- Original article
- Open Access
Engineering of Saccharomyces cerevisiae for the production of poly-3-d-hydroxybutyrate from xylose
AMB Express volume 5, Article number: 14 (2015)
Poly-3-d-hydroxybutyrate (PHB) is a promising biopolymer naturally produced by several bacterial species. In the present study, the robust baker’s yeast Saccharomyces cerevisiae was engineered to produce PHB from xylose, the main pentose found in lignocellulosic biomass. The PHB pathway genes from the well-characterized PHB producer Cupriavidus necator were introduced in recombinant S. cerevisiae strains already capable of pentose utilization by introduction of the fungal genes for xylose utilization from the yeast Scheffersomyces stipitis. PHB production from xylose was successfully demonstrated in shake-flasks experiments, with PHB yield of 1.17 ± 0.18 mg PHB g−1 xylose. Under well-controlled fully aerobic conditions, a titer of 101.7 mg PHB L−1 was reached within 48 hours, with a PHB yield of 1.99 ± 0.15 mg PHB g−1 xylose, thereby demonstrating the potential of this host for PHB production from lignocellulose.
Petroleum-based plastics are essential elements of our contemporary society, and will remain so for a foreseeable future. Still, the world is standing at the threshold of an era marked by scarce fossil-based resources (Lambert et al. 2014; Foley et al. 2011), which called for a transition towards the production of bio-based bulk chemicals from renewable feedstock (European Parliament CotEU 2009). Among candidate feedstock for bio-based polymer production, lignocellulosic biomass such as corn stover, wheat straw or sugar cane bagasse, are amongst the most promising ones (Gírio et al. 2010). Another readily available lignocellulosic feedstock is the spent sulfite liquor (SSL), one of the main by-products from the pulp and paper industry (Novy et al. 2013).
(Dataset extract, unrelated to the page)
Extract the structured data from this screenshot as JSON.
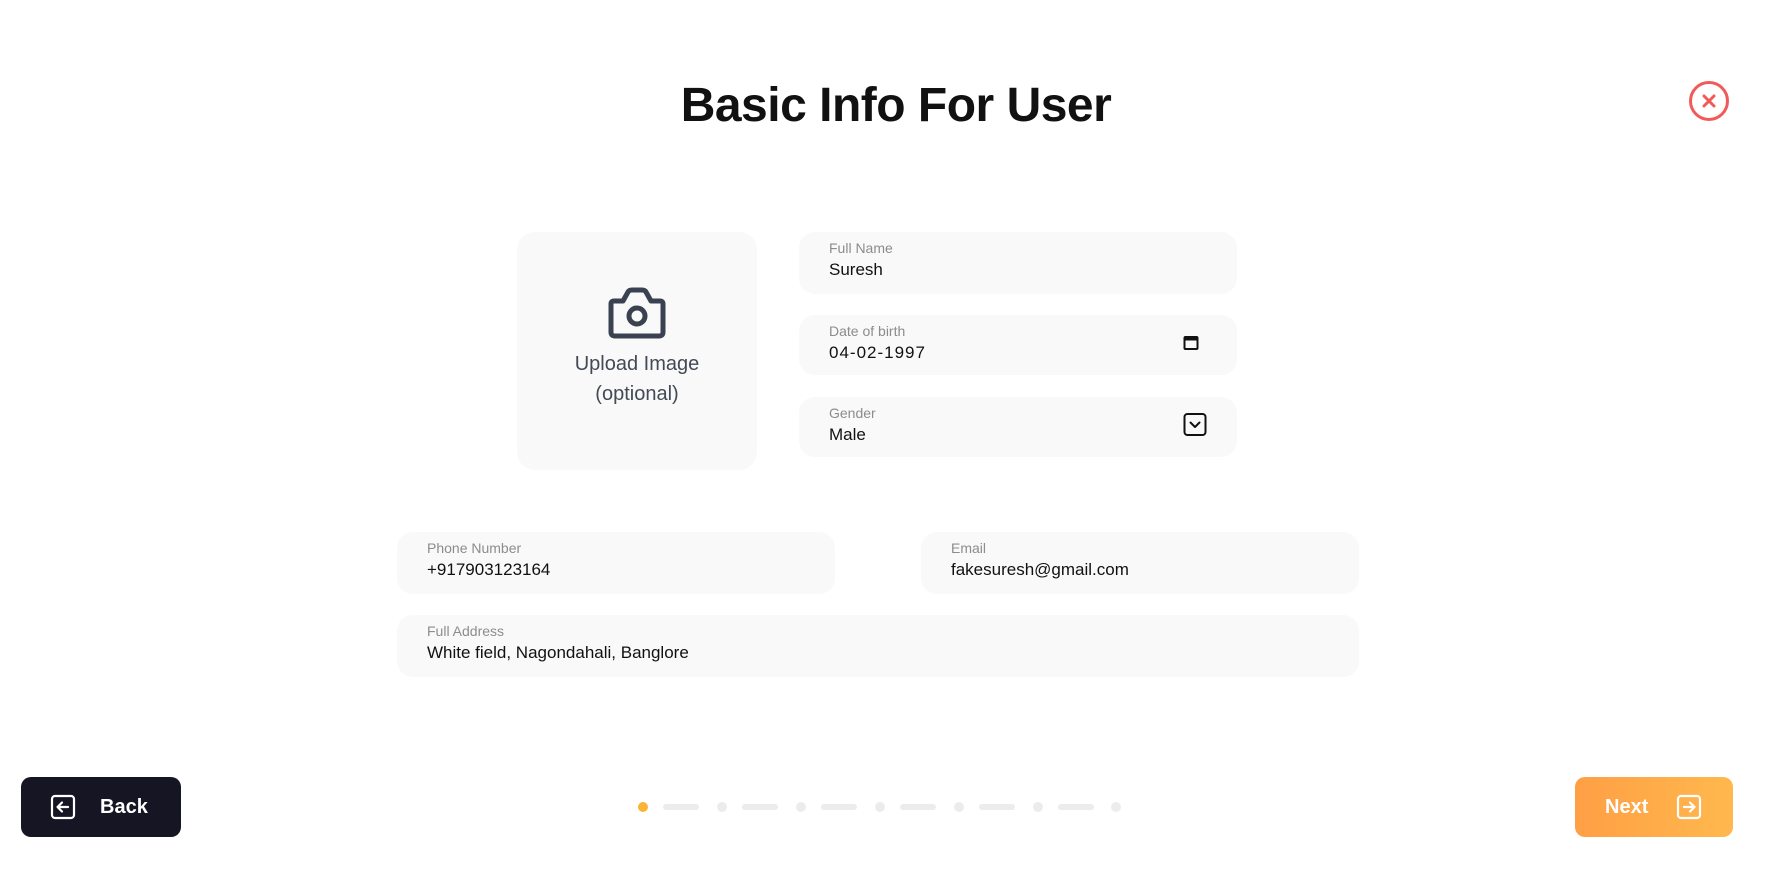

However, up to now, the bio-based polymers that are entering the market as replacement for their petroleum-based counterparts are produced from simple sugars, such as glucose, or food crop residuals such as glycerol. Polyhydroxyalkanoates (PHAs) are some of the most promising biodegradable biopolymers for a sustainable future (Philip et al. 2007). Poly-(R)-3-hydroxybutyrate (PHB), that is naturally produced by several bacterial species as an energy storage depot, typically under conditions of nitrogen starvation (Suriyamongkol et al. 2007; Madison and Huisman 1999), is one of the most studied PHAs. Numerous hosts have been suggested as PHA producers, such as natural PHB-producing bacterial species or engineered Escherichia coli. Nevertheless E. coli suffers from regular phage infections in industrial production settings (Lian et al. 2014), while the natural PHB-producing bacterial species are not well adapted to harsh environments, such as growth in SSL. Instead baker’s yeast Saccharomyces cerevisiae, that is known for its tolerance to acidic and inhibitor-rich conditions, is considered one of the favored species for converting the sugars found in SSL into bulk chemicals of interest – e.g. PHB (Demeke et al. 2013). SSLs are commonly rich in xylose, a pentose sugar that is not naturally consumed by S. cerevisiae. Therefore, efficient xylose-metabolizing S. cerevisiae strains have been developed (Hahn-Hägerdal et al. 2007; Kim et al. 2013).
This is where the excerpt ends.